In the past years I’ve worked on some pretty amazing projects. I worked on the production for Kidz Bop’s live show and an Olympics film for United Airlines and Netflix, among others. But the one that I’m currently most excited for is a project called Hello Shannon. This is a project that I’ve been producing for the last 3 years that is finally in the finishing stages. Not only is the project dear to my heart because of how excited I am about the production and songwriting value, but also because this is a collaborative project between myself and my wife, Shannon Camacho.
Shannon studied jazz and voice at the University of North Texas and is an incredible vocalist and songwriter. In the last 3 years we’ve been lucky enough to be featured at BMI’s Acoustic Songwriter Showcase in Los Angeles, as well as play local, regional and even international shows with a small European tour taking us through England, France and Denmark. The great thing about this project is that we’ve been able to work out of both our professional and home studios which makes it even more special. There are guitar parts that have been recorded in our home studio, mixed with drums that were recorded in the big tracking room at Drive 35 Studios (the professional studio that we work out of), with piano lines that were recorded during breaks at our teaching studio, and more.
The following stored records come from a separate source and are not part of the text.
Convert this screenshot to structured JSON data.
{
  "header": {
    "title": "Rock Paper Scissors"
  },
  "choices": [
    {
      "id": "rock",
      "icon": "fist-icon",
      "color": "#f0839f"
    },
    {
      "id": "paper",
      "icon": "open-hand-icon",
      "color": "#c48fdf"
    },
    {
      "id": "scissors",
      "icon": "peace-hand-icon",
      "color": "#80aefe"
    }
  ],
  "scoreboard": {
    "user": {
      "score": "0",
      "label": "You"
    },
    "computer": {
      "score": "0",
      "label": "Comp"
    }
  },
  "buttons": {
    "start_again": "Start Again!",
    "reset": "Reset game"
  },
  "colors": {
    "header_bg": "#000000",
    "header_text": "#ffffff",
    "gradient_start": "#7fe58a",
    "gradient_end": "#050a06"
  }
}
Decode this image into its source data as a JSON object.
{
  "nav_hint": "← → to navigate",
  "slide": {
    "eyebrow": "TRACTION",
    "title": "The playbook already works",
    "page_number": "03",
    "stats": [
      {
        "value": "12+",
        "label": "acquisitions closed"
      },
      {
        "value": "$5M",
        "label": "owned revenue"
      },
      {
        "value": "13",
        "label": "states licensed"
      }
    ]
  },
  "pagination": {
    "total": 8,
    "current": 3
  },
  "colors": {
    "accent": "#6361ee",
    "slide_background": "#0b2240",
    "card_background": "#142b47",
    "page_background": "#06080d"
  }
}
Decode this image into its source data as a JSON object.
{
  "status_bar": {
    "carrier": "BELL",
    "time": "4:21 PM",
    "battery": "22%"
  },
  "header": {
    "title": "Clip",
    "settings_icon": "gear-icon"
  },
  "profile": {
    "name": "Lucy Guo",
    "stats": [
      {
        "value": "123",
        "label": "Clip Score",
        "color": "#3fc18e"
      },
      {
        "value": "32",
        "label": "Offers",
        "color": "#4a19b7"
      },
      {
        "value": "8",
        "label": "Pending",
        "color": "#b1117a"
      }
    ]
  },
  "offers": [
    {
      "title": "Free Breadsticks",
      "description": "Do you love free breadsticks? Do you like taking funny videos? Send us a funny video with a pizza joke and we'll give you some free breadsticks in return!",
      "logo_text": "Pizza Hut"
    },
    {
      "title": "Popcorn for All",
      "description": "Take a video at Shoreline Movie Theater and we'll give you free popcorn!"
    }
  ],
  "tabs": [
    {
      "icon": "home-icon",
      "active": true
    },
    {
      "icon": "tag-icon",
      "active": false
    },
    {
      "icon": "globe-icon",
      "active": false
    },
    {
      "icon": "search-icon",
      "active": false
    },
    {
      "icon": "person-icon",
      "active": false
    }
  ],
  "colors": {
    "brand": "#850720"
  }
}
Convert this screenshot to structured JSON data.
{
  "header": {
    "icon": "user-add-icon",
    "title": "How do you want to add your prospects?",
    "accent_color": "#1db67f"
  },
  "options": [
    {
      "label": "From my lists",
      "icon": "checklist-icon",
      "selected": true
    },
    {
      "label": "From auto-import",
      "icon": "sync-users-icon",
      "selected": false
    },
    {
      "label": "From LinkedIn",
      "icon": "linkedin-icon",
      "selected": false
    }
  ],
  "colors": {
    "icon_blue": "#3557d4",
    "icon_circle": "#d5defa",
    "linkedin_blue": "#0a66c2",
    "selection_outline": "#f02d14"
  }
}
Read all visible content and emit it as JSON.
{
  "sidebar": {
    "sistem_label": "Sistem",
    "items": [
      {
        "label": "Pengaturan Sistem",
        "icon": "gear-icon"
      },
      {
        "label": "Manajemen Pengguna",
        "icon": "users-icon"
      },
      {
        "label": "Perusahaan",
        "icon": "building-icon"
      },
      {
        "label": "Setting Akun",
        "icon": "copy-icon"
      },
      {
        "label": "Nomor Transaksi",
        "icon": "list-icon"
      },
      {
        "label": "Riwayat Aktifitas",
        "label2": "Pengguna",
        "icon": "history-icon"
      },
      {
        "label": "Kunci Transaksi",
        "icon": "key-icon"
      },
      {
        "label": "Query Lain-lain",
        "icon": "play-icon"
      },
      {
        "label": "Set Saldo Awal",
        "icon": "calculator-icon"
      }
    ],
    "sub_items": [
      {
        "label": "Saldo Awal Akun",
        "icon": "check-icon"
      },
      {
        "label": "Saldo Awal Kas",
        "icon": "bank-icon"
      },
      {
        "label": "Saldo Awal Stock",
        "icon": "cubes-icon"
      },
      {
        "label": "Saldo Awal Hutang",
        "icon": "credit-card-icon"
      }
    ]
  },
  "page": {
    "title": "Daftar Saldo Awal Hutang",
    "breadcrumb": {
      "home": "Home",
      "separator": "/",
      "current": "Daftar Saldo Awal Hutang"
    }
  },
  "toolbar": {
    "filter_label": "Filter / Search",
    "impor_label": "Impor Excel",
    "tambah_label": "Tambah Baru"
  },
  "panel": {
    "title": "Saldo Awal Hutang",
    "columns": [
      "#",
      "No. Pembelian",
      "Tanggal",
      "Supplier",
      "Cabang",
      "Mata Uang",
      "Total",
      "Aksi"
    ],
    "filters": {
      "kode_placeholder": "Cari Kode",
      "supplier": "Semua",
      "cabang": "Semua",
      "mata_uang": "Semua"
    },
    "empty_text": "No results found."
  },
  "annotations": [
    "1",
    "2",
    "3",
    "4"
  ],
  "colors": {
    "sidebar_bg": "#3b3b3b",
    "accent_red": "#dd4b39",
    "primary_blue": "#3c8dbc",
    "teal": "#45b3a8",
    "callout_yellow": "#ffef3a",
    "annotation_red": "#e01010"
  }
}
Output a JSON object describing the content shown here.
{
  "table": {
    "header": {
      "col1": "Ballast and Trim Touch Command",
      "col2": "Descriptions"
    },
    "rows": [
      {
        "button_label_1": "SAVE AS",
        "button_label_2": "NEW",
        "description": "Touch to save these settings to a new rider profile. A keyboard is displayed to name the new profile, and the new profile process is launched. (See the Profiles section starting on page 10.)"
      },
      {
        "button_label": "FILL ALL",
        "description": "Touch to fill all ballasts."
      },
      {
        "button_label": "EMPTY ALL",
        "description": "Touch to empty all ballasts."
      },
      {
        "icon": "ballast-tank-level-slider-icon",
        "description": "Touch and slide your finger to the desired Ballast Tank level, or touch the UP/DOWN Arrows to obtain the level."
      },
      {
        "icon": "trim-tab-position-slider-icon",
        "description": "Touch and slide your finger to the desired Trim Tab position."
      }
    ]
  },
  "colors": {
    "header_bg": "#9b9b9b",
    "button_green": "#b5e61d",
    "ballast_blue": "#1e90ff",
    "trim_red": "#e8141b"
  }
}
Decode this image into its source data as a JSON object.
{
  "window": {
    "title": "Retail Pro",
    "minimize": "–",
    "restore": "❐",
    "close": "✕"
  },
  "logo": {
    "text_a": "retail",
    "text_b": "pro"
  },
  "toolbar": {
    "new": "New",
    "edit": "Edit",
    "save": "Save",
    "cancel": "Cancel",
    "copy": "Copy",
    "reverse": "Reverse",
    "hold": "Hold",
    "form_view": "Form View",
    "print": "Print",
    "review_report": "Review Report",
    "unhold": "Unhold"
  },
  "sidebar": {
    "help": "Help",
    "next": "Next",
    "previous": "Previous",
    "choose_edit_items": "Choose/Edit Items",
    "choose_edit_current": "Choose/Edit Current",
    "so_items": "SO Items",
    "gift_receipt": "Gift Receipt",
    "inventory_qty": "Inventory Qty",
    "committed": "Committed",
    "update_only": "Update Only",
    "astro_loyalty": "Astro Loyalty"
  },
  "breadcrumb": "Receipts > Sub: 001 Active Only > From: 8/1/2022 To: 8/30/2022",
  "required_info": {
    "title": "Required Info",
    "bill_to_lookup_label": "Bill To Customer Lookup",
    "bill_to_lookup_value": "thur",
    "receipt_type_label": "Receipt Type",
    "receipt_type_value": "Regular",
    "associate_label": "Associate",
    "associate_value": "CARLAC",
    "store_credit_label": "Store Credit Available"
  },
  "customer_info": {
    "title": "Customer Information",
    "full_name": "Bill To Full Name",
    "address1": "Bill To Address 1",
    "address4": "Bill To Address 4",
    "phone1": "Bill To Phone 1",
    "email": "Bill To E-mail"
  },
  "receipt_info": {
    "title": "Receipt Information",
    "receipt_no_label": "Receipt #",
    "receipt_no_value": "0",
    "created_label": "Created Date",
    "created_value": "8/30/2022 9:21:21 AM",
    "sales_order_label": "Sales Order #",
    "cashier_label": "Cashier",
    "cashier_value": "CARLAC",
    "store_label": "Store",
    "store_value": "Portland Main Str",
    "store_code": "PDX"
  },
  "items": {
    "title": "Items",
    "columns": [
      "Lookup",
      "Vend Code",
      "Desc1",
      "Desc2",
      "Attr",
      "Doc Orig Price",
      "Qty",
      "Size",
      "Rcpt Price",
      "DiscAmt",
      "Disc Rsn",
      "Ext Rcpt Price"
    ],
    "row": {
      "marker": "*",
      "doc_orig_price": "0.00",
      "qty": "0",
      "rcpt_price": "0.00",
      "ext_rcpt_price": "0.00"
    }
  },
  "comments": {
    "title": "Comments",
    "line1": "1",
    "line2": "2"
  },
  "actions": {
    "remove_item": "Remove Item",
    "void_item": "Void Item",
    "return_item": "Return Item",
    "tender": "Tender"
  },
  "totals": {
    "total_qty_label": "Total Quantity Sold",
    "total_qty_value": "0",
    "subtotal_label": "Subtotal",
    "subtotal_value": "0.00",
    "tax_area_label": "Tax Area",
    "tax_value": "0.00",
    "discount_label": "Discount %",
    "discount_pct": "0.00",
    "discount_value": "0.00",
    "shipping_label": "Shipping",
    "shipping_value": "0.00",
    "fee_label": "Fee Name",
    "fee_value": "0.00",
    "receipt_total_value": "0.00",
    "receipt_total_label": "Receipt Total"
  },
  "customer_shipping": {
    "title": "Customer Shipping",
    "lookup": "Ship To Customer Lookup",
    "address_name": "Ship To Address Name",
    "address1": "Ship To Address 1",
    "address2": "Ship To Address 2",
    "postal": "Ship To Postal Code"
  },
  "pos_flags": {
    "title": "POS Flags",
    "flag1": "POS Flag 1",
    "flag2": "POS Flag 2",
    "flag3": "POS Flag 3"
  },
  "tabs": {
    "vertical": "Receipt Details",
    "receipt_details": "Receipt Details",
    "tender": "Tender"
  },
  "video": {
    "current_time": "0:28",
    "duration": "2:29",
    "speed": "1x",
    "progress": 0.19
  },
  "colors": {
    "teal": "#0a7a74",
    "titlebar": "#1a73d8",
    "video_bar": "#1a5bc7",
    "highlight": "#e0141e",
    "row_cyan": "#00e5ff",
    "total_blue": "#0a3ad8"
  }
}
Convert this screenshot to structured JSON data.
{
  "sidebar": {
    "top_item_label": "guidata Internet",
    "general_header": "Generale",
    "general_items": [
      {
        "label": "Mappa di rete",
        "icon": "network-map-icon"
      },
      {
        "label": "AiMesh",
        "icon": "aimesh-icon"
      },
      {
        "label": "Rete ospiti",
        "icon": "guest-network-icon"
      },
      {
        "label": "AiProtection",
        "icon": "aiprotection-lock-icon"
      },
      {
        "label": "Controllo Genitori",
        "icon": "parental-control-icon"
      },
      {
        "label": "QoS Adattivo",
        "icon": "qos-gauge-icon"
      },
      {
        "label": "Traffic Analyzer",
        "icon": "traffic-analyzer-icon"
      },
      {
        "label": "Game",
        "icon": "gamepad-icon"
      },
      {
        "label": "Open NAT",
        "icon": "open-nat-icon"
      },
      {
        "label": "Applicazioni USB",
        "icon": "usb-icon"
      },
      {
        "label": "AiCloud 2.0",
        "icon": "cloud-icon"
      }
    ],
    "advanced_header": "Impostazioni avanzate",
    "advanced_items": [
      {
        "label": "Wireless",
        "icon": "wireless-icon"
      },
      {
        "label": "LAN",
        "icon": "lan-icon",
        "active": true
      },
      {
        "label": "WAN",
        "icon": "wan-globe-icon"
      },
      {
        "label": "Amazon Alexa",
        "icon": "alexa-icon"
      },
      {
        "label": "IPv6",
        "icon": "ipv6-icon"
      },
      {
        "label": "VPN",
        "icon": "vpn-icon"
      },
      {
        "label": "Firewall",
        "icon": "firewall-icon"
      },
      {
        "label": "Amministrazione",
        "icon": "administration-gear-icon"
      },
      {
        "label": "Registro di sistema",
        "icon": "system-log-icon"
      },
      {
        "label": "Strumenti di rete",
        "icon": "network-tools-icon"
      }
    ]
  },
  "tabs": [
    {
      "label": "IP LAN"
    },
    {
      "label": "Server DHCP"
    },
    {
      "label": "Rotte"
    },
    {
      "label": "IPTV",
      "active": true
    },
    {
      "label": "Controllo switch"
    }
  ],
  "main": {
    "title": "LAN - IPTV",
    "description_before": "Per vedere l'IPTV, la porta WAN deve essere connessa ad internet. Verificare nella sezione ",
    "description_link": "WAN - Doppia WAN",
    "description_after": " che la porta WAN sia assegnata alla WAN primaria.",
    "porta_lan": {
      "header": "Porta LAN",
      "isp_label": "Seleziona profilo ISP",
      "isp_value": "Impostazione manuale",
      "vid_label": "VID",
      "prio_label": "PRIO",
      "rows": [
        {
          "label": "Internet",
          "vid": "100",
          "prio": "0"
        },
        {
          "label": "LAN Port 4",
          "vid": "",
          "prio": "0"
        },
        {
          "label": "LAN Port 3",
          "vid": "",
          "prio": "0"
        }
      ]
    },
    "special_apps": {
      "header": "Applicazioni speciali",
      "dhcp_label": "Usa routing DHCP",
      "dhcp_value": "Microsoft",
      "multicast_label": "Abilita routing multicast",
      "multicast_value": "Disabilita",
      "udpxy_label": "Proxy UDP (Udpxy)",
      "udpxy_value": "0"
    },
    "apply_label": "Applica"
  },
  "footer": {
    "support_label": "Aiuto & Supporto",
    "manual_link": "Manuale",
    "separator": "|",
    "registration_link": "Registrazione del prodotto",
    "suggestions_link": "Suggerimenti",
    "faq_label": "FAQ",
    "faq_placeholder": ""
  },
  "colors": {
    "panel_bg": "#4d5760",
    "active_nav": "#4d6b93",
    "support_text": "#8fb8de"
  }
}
As a producer it is very special because everything that you’re involved in, in my case things like teaching, producing other people and other genres, film scoring, writing for commercials and more, all find their way into your personal projects. A day in the life of a producer means learning. Learning from every project that you work on and from all of the people involved.
A few years back I had the pleasure of working with Warren Huart. I learned so much just by watching him work and tweak ideas on the songwriting, production, and mixing level. So many of the things that I sat and watched him do have found their way into my productions. Having also worked with incredible mastering engineers like Adam Ayan and Tommy Granville Jr and receiving their feedback has been such an amazing part of the whole learning process.
Constant learning is one of the most important and most fun parts of this job. It’s so important to surround yourself with people that you can learn from who are willing to take the time to show you something new. One project that changed my life was a project that I worked on back in 2013. My production company was hired by Jon Slott at Breed Productions to do a twelve song latin music project. Our job was to basically write, record, produce, mix, and master twelve songs (in spanish) within a one to two month period. It was one of the most challenging projects I had ever taken on because it involved every part of the music making process. However, because it was the most challenging and intense projects I had ever been a part of made it one of the most important moments of growth in my career. That growth was also largely due to the guidance and help from people like Nick Seeley, who is an incredible producer and engineer (David Guetta, Kanye West, Future, Sabrina Claudio) and a great friend.
My career has been blessed with people like Nick Seeley, Warren Huart, Christian Chavarria, Linda Septien, Adam Hootnick, Joseph Klein, Jay Walls and so many more that have helped me to learn and grow.
That is honestly what a day in the life of a producer looks like: learning, growing, variety, change, adaptation, and new challenges. A day in the life of a producer means being a songwriter, engineer, producer, mixing engineer, mastering engineer, music historian, social media expert, therapist, marketing specialist, and so much more.